Optimizing demand response through the aggregation of small decentralized consumers : a strategic analysis

Abstract

The transition of the electricity system towards decarbonization is driven by the integration of multiple decentralized renewable energy systems with intermittent production characteristics. Hence, operational grid stabilization and the allocation of future grid investments are decisively influenced by the capability to mobilize flexibilities on both the producer and consumer sides. This thesis quantifies electricity grid flexibility from residential heat pump demand response across four building archetypes: passive house, low-energy house, renovated existing building, and existing building with air-to-water, brine-to-water, or water-to water configurations (3–12 kWth).Energy-efficient buildings provide only 0.3–0.6 kWhel flexibility per unit compared to 1.0–1.5 kWhel for existing buildings, making conventional building stock the main flexibility resource.

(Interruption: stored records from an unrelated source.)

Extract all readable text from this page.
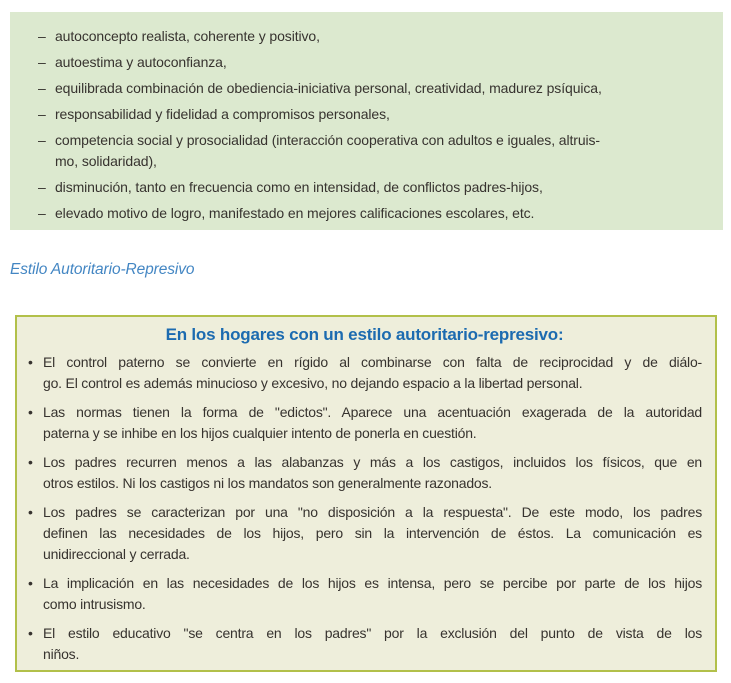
– autoconcepto realista, coherente y positivo,
– autoestima y autoconfianza,
– equilibrada combinación de obediencia-iniciativa personal, creatividad, madurez psíquica,
– responsabilidad y fidelidad a compromisos personales,
– competencia social y prosocialidad (interacción cooperativa con adultos e iguales, altruis-
mo, solidaridad),
– disminución, tanto en frecuencia como en intensidad, de conflictos padres-hijos,
– elevado motivo de logro, manifestado en mejores calificaciones escolares, etc.
Estilo Autoritario-Represivo
En los hogares con un estilo autoritario-represivo:
• El control paterno se convierte en rígido al combinarse con falta de reciprocidad y de diálo-
go. El control es además minucioso y excesivo, no dejando espacio a la libertad personal.
• Las normas tienen la forma de "edictos". Aparece una acentuación exagerada de la autoridad
paterna y se inhibe en los hijos cualquier intento de ponerla en cuestión.
• Los padres recurren menos a las alabanzas y más a los castigos, incluidos los físicos, que en
otros estilos. Ni los castigos ni los mandatos son generalmente razonados.
• Los padres se caracterizan por una "no disposición a la respuesta". De este modo, los padres
definen las necesidades de los hijos, pero sin la intervención de éstos. La comunicación es
unidireccional y cerrada.
• La implicación en las necesidades de los hijos es intensa, pero se percibe por parte de los hijos
como intrusismo.
• El estilo educativo "se centra en los padres" por la exclusión del punto de vista de los
niños.
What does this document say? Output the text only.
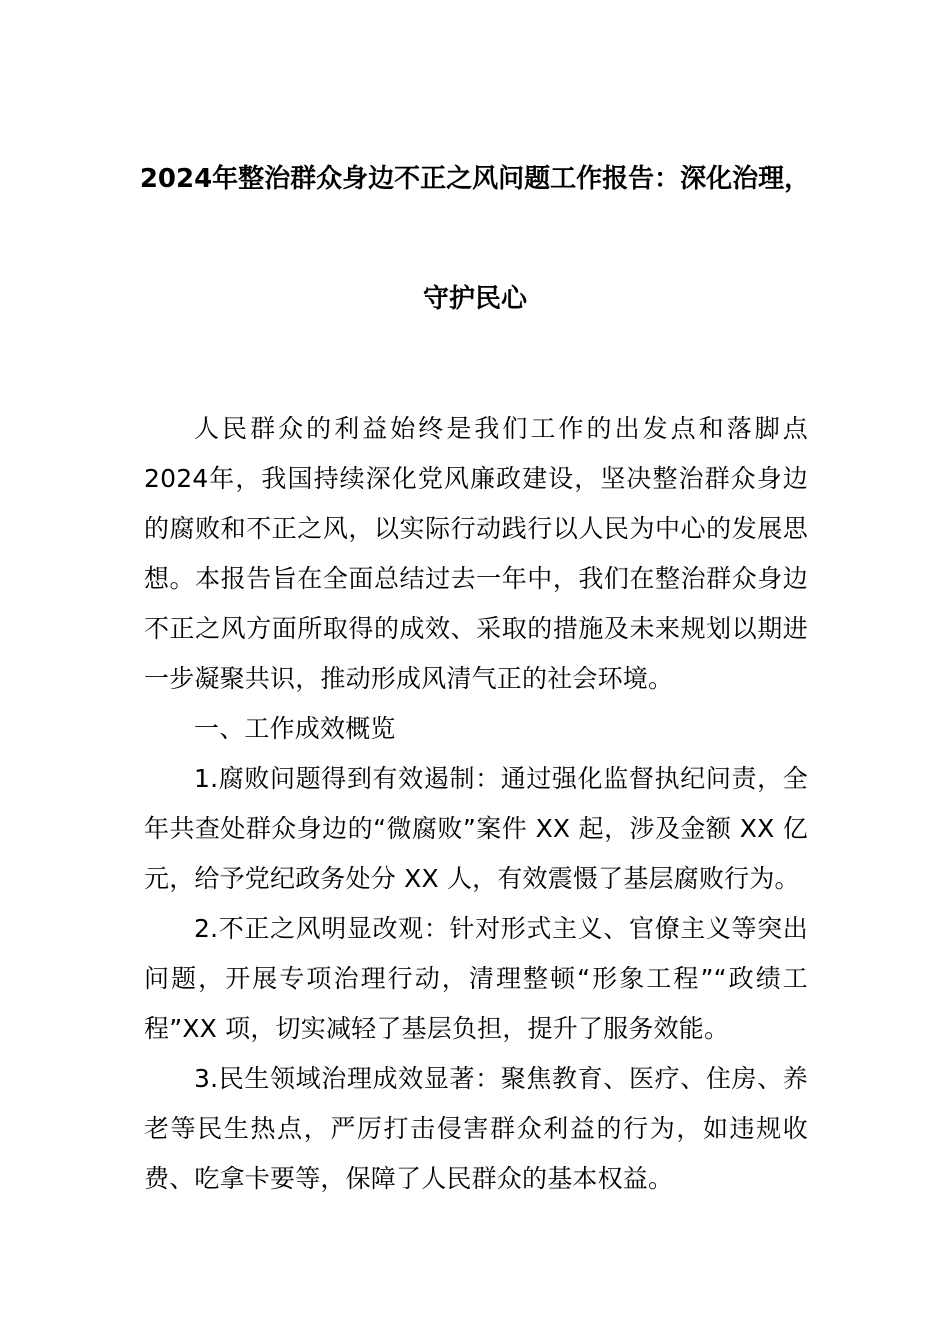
2024年整治群众身边不正之风问题工作报告：深化治理，
守护民心

人民群众的利益始终是我们工作的出发点和落脚点 2024年，我国持续深化党风廉政建设，坚决整治群众身边的腐败和不正之风，以实际行动践行以人民为中心的发展思想。本报告旨在全面总结过去一年中，我们在整治群众身边不正之风方面所取得的成效、采取的措施及未来规划以期进一步凝聚共识，推动形成风清气正的社会环境。

一、工作成效概览

1.腐败问题得到有效遏制：通过强化监督执纪问责，全年共查处群众身边的“微腐败”案件 XX 起，涉及金额 XX 亿元，给予党纪政务处分 XX 人，有效震慑了基层腐败行为。

2.不正之风明显改观：针对形式主义、官僚主义等突出问题，开展专项治理行动，清理整顿“形象工程”“政绩工程”XX 项，切实减轻了基层负担，提升了服务效能。

3.民生领域治理成效显著：聚焦教育、医疗、住房、养老等民生热点，严厉打击侵害群众利益的行为，如违规收费、吃拿卡要等，保障了人民群众的基本权益。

Aggregating 840–1,000 units of a mixed portfolio achieves a nominal2 MW pool to safely provide the 1 MW minimum threshold for Austrian balancing market participation, generating approximately €30,000 to €110,000 annual revenue in automatic Frequency Restoration Reserve (aFRR) markets, 90% from energy sales. Revenue channels include day-ahead arbitrage (30–50 €/MWh), intraday optimization(+6–8% uplift versus day-ahead), and automatic frequency restoration reserve balancing. Low-energy and passive houses yield significantly less total revenue (35–68 €) compared to existing or renovated buildings (196–219 €), making low energy installations much less attractive considering the onboarding effort. Activation costs remain modest originating from efficiency penalties, e.g., 2–10% for water-to-water versus 5–16%for air-to-water systems adding to ≤10 €/MWh and storage losses of ≤0,5 kWh/d. Further, it must be noted that seasonal heating demand variations require portfolios10× larger for year-round service provision, as summer flexibility drops to ∼10% of winter capacity. A baseline framework using storage temperature setpoint elevation is proposed to separate arbitrage from balancing operations. While the potential is evident, the recommendation is to focus on building stock with high thermal demand (existing and renovated buildings) and subsequently aim for aggregated mixed portfolios with other flexibility options, such as electric vehicles or battery storage.